A Shocking Situation

I get a call from time to time from a customer that explains that they are being shocked while playing on the worship platform. Upon inspection, I have witnessed dozens of ground-fault current events where signal cables interconnecting sound gear plugged into different electrical outlets mysteriously arced, sometimes turning red hot and melting before my eyes. The cause of most of these (usually guitar-to-microphone) shocks appears to be from incorrectly wired electrical outlet grounds or damaged extension cords.

Yet while a broken-off ground pin on a power cord is the obvious culprit in most home or stage shock situations, many power outlets show they’re wired correctly when checked with a 3-light outlet tester or even a voltmeter reading between H-N, H-G, and N-G, yet still present a shock hazard. Standard outlet testing methods fail to reveal one of the most dangerous miswiring situations possible, which I refer to as the “Reverse Polarity Bootleg Ground” (RPBG), as seen in Figure 1.

Figure 1: A demonstration diagram showing a correctly wired outlet, a bootleg ground wired outlet, and a reversed polarity bootleg ground (RPBG) outlet.

As the illustration shows, a bootleg ground (or false ground) occurs when an ungrounded electrical outlet in an older building or stage has been improperly upgraded to a modern NEMA 5-15 or 5-20 grounded outlet.

Because sound stage, office building, and home wiring installed before 1965 didn’t require a safety ground, there’s no easy way to install a grounded NEMA 5-15 outlet.
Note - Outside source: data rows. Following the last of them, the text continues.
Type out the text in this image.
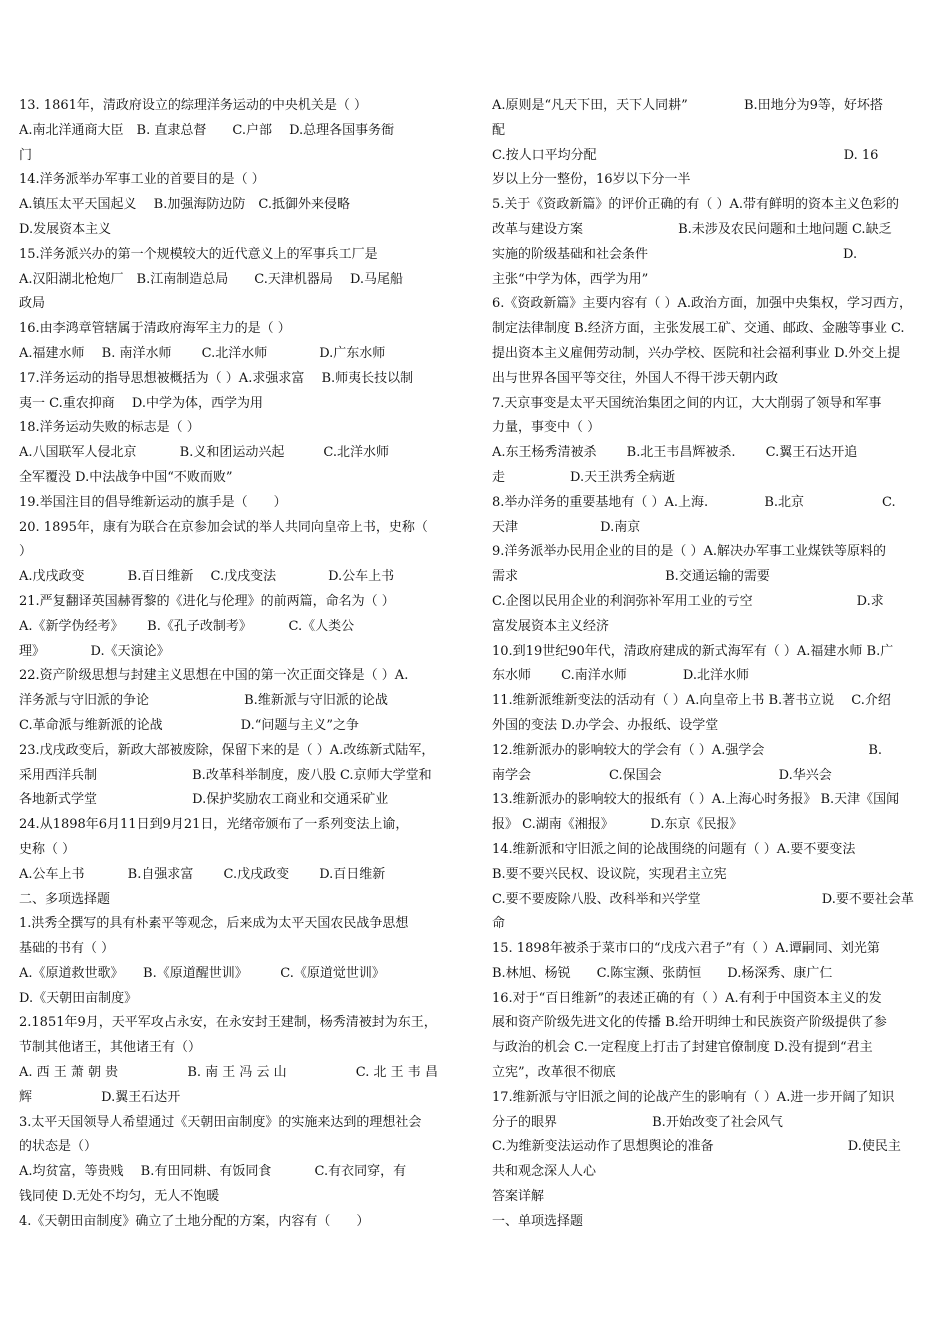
13. 1861年，清政府设立的综理洋务运动的中央机关是（ ）
A.南北洋通商大臣　B. 直隶总督　　C.户部　 D.总理各国事务衙
门
14.洋务派举办军事工业的首要目的是（ ）
A.镇压太平天国起义　 B.加强海防边防　C.抵御外来侵略
D.发展资本主义
15.洋务派兴办的第一个规模较大的近代意义上的军事兵工厂是
A.汉阳湖北枪炮厂　B.江南制造总局　　C.天津机器局　 D.马尾船
政局
16.由李鸿章管辖属于清政府海军主力的是（ ）
A.福建水师　 B. 南洋水师　　 C.北洋水师　　　　D.广东水师
17.洋务运动的指导思想被概括为（ ）A.求强求富　 B.师夷长技以制
夷一 C.重农抑商　 D.中学为体，西学为用
18.洋务运动失败的标志是（ ）
A.八国联军人侵北京　　　 B.义和团运动兴起　　　C.北洋水师
全军覆没 D.中法战争中国“不败而败”
19.举国注目的倡导维新运动的旗手是（　　）
20. 1895年，康有为联合在京参加会试的举人共同向皇帝上书，史称（
）
A.戊戌政变　　　 B.百日维新　 C.戊戌变法　　　　D.公车上书
21.严复翻译英国赫胥黎的《进化与伦理》的前两篇，命名为（ ）
A.《新学伪经考》　　 B.《孔子改制考》　　　 C.《人类公
理》　　　　D.《天演论》
22.资产阶级思想与封建主义思想在中国的第一次正面交锋是（ ）A.
洋务派与守旧派的争论　　　　　　　 B.维新派与守旧派的论战
C.革命派与维新派的论战　　　　　　D.“问题与主义”之争
23.戊戌政变后，新政大部被废除，保留下来的是（ ）A.改练新式陆军，
采用西洋兵制　　　　　　　 B.改革科举制度，废八股 C.京师大学堂和
各地新式学堂　　　　　　　 D.保护奖励农工商业和交通采矿业
24.从1898年6月11日到9月21日，光绪帝颁布了一系列变法上谕，
史称（ ）
A.公车上书　　　 B.自强求富　　 C.戊戌政变　　 D.百日维新
二、多项选择题
1.洪秀全撰写的具有朴素平等观念，后来成为太平天国农民战争思想
基础的书有（ ）
A.《原道救世歌》　　B.《原道醒世训》　　　C.《原道觉世训》
D.《天朝田亩制度》
2.1851年9月，天平军攻占永安，在永安封王建制，杨秀清被封为东王，
节制其他诸王，其他诸王有（）
A. 西 王 萧 朝 贵　　　　　 B. 南 王 冯 云 山　　　　　 C. 北 王 韦 昌
辉　　　　　 D.翼王石达开
3.太平天国领导人希望通过《天朝田亩制度》的实施来达到的理想社会
的状态是（）
A.均贫富，等贵贱　 B.有田同耕、有饭同食　　　 C.有衣同穿，有
钱同使 D.无处不均匀，无人不饱暖
4.《天朝田亩制度》确立了土地分配的方案，内容有（　　）
A.原则是“凡天下田，天下人同耕”　　　　 B.田地分为9等，好坏搭
配
C.按人口平均分配　　　　　　　　　　　　　　　　　　　D. 16
岁以上分一整份，16岁以下分一半
5.关于《资政新篇》的评价正确的有（ ）A.带有鲜明的资本主义色彩的
改革与建设方案　　　　　　　 B.未涉及农民问题和土地问题 C.缺乏
实施的阶级基础和社会条件　　　　　　　　　　　　　　　D.
主张“中学为体，西学为用”
6.《资政新篇》主要内容有（ ）A.政治方面，加强中央集权，学习西方，
制定法律制度 B.经济方面，主张发展工矿、交通、邮政、金融等事业 C.
提出资本主义雇佣劳动制，兴办学校、医院和社会福利事业 D.外交上提
出与世界各国平等交往，外国人不得干涉天朝内政
7.天京事变是太平天国统治集团之间的内讧，大大削弱了领导和军事
力量，事变中（ ）
A.东王杨秀清被杀　　 B.北王韦昌辉被杀.　　 C.翼王石达开追
走　　　　　D.天王洪秀全病逝
8.举办洋务的重要基地有（ ）A.上海.　　　　 B.北京　　　　　　C.
天津　　　　　　 D.南京
9.洋务派举办民用企业的目的是（ ）A.解决办军事工业煤铁等原料的
需求　　　　　　　　　　　 B.交通运输的需要
C.企图以民用企业的利润弥补军用工业的亏空　　　　　　　　D.求
富发展资本主义经济
10.到19世纪90年代，清政府建成的新式海军有（ ）A.福建水师 B.广
东水师　　 C.南洋水师　　　　 D.北洋水师
11.维新派维新变法的活动有（ ）A.向皇帝上书 B.著书立说　 C.介绍
外国的变法 D.办学会、办报纸、设学堂
12.维新派办的影响较大的学会有（ ）A.强学会　　　　　　　　B.
南学会　　　　　　C.保国会　　　　　　　　　D.华兴会
13.维新派办的影响较大的报纸有（ ）A.上海心时务报》 B.天津《国闻
报》 C.湖南《湘报》　　　 D.东京《民报》
14.维新派和守旧派之间的论战围绕的问题有（ ）A.要不要变法
B.要不要兴民权、设议院，实现君主立宪
C.要不要废除八股、改科举和兴学堂　　　　　　　　　 D.要不要社会革
命
15. 1898年被杀于菜市口的“戊戌六君子”有（ ）A.谭嗣同、刘光第
B.林旭、杨锐　　C.陈宝濒、张荫恒　　D.杨深秀、康广仁
16.对于“百日维新”的表述正确的有（ ）A.有利于中国资本主义的发
展和资产阶级先进文化的传播 B.给开明绅士和民族资产阶级提供了参
与政治的机会 C.一定程度上打击了封建官僚制度 D.没有提到“君主
立宪”，改革很不彻底
17.维新派与守旧派之间的论战产生的影响有（ ）A.进一步开阔了知识
分子的眼界　　　　　　　 B.开始改变了社会风气
C.为维新变法运动作了思想舆论的准备　　　　　　　　　　 D.使民主
共和观念深人人心
答案详解
一、单项选择题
Per Section 250.130(C) of the 2011 NEC (National Electrical Code), in that situation, a GFCI (Ground Fault Circuit Interrupter) outlet should be installed with the ground wire unattached.

Under what condition can a 2-wire receptacle be replaced with a 3-wire receptacle when no ground is available in the box? Where no equipment bonding means exists in the outlet box, nongrounding-type receptacles can be replaced with [406.3(D)(3)]:

—Another nongrounding-type receptacle

—A GFCI grounding-type receptacle marked “No Equipment Ground”

—A grounding-type receptacle, if GFCI protected and marked “GFCI Protected” and “No Equipment Ground”

Note that GFCI protection functions properly on a 2-wire circuit without an equipment grounding (bonding) conductor because the equipment grounding (bonding) conductor serves no role in the operation of the GFCI-protection device.

Caution: Permission to replace nongrounding-type receptacles with GFCI-protected grounding-type receptacles doesn’t apply to new receptacle outlets that extend from an existing ungrounded outlet box. Once a receptacle outlet (branch circuit extension) has been added, it must be of the grounding (bonding) type and must have its grounding terminal grounded (bonded) to an effective ground-fault current path in accordance with 250.130(C).

Improper grounding also sets the stage for lightning to destroy a good sound system or other electrical equipment.

I always recommend adding a 3 pin grounded circuit to any non grounded equipment such as an older Hammond organ which did not use a ground yet has exposed metal surfaces that can come into contact with the player.